According to Marvin Bullock, president at the Sparta-White County Chamber of Commerce and outdoor enthusiast, the cutting, which is scheduled to begin this fall, will include trees between Eastland Road and the Virgin Falls parking area and will destroy the trails to Jenny’s Branch, Polly’s Branch and Puncheon Camp Falls.

“I have had several hunters approach me who are not in favor of this,” Bullock said. “TWRA plans to remove the hardwoods between Firestone Ranch and Virgin Falls, which will apparently include the Chestnut Mountain Trail. This action will clear the area like the area across from the Virgin Falls parking lot - - but this is hardwoods.”

Bullock said he also had been informed the purpose of the cutting is to create quail habitat, but the confusion stems from the fact there is already a quail habitat in the Bridgestone Firestone Centennial Wilderness.

“Currently, Firestone Ranch and the clearing across from Virgin Falls has created about 1,000 acres of quail habitat,” Bullock explained. “I can understand the removal of the non-indigenous pine, but I, like many others, I am not happy about the destruction of those hardwoods.”

Both Bullock and O’Neal and the host of other hunters and hikers that have stated their displeasure for the TWRA’s plans have said they are not at all opposed to the creation of a savanna (a grassy plain with few trees), which is what will happen when the hardwoods are removed but that they are opposed to its location.

“Just so everyone understands, we are not opposed to TWRA making a savanna, they have 3,000 plus acres of various stages of pine in Van Buren County to do this savanna and leave the hardwoods,” O’Neal said. “This [the cutting of the hardwoods as planned] will eliminate acres of deer and turkey habitat to benefit quail hunting only. Maybe one in every hundred hunters even hunt quail.”

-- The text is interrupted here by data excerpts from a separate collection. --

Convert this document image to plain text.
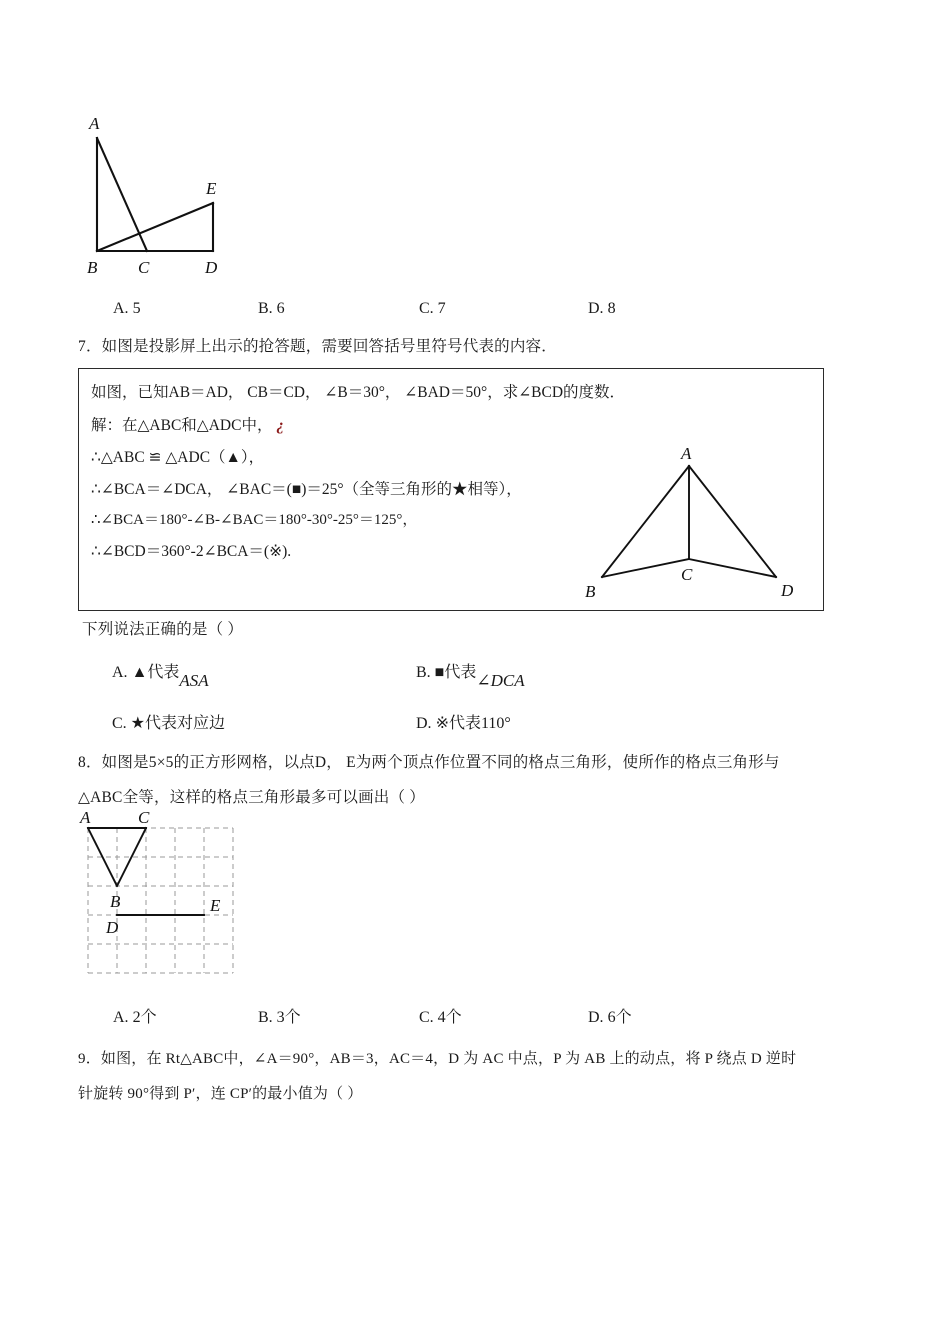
A
B C	D
E
A. 5	B. 6	C. 7	D. 8
7．如图是投影屏上出示的抢答题，需要回答括号里符号代表的内容．
如图，已知AB＝AD， CB＝CD， ∠B＝30°， ∠BAD＝50°，求∠BCD的度数．
解：在△ABC和△ADC中， ¿
∴△ABC ≌ △ADC（▲），
∴∠BCA＝∠DCA， ∠BAC＝(■)＝25°（全等三角形的★相等），
∴∠BCA＝180°-∠B-∠BAC＝180°-30°-25°＝125°，
∴∠BCD＝360°-2∠BCA＝(※).
A
B
C
D
下列说法正确的是（ ）
A. ▲代表ASA	B. ■代表∠DCA
C. ★代表对应边	D. ※代表110°
8．如图是5×5的正方形网格，以点D， E为两个顶点作位置不同的格点三角形，使所作的格点三角形与
△ABC全等，这样的格点三角形最多可以画出（ ）
A	C
B
D
E
A. 2个	B. 3个	C. 4个	D. 6个
9．如图，在 Rt△ABC中，∠A＝90°，AB＝3，AC＝4，D 为 AC 中点，P 为 AB 上的动点，将 P 绕点 D 逆时
针旋转 90°得到 P′，连 CP′的最小值为（ ）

Also troublesome to those who have been researching the proposed project is the fact the area was a gift from the Bridgestone Firestone Company. The Tennessee Trails Association, along with the Friends of Virgin Falls, have worked and fought to be sure the property remains pristine and beautiful. Also of concern is the discovery that if and when TWRA does the cutting of the hardwoods, they can keep 100 percent of the profits from the sales.

“The TWRA is the only government entity that gets to keep their profits,” O’Neal said. “So the money from the sale of the trees, what will they do with it? They are keeping the money from a gift that they were supposed to preserve.”

Additionally, the excavation will pull out many of the root systems that sit on the ridge above the Caney Fork River, which could result in erosion and ultimately cause damage to the river and the species that thrive there as well.

O’Neal and Bullock have been calling on residents, hikers, outdoor enthusiasts, and even those who like to come from other parts of the state to contact local and state government representatives as well as their TWRA commissioners to state their opposition to the location of the new savanna.

Recently, State Representative Paul Sherrell attended a TWRA commission meeting in Cookeville with O’Neal.

“I was asked by my constituents to take concerns to the TWRA commissioners regarding the clear cutting of timber on the Bridgestone/Firestone Wildlife Management Area in White County,” Sherrell said. “The purpose of the clear cutting would be to create a quail habitat.”

Sherrell said he is helping the residents in his home county to oppose the plan and is hoping to host a town hall style meeting between residents and the commission in the near future.

“I have not heard anything concerning their decision but will try to keep you updated as I know,” Sherrell said.

He also encouraged anyone with concerns or questions to call his office at (615) 741-1963. Sherrell said will attempt to answer all messages as soon as possible.

O’Neal said they were told in the meeting they wouldn’t be cutting close to any of the hiking trails, but a quick trip to the area shows that trees have already been marked and that they clearly border trail markers.

“It’s time to come together. TWRA Bridgestone WMA needs us all to reach out and voice your opinions via emails to Chairman Ripley as well as district commissioner McLerran,” O’Neal said.

O’Neal said email addresses, phone numbers, and office locations for all officials and commissioners are available on the TWRA website.

“Timing is important as this is expected to begin this fall,” O’Neal said. “Please let these commissioners know we as licensed hunters don’t want this type of management.”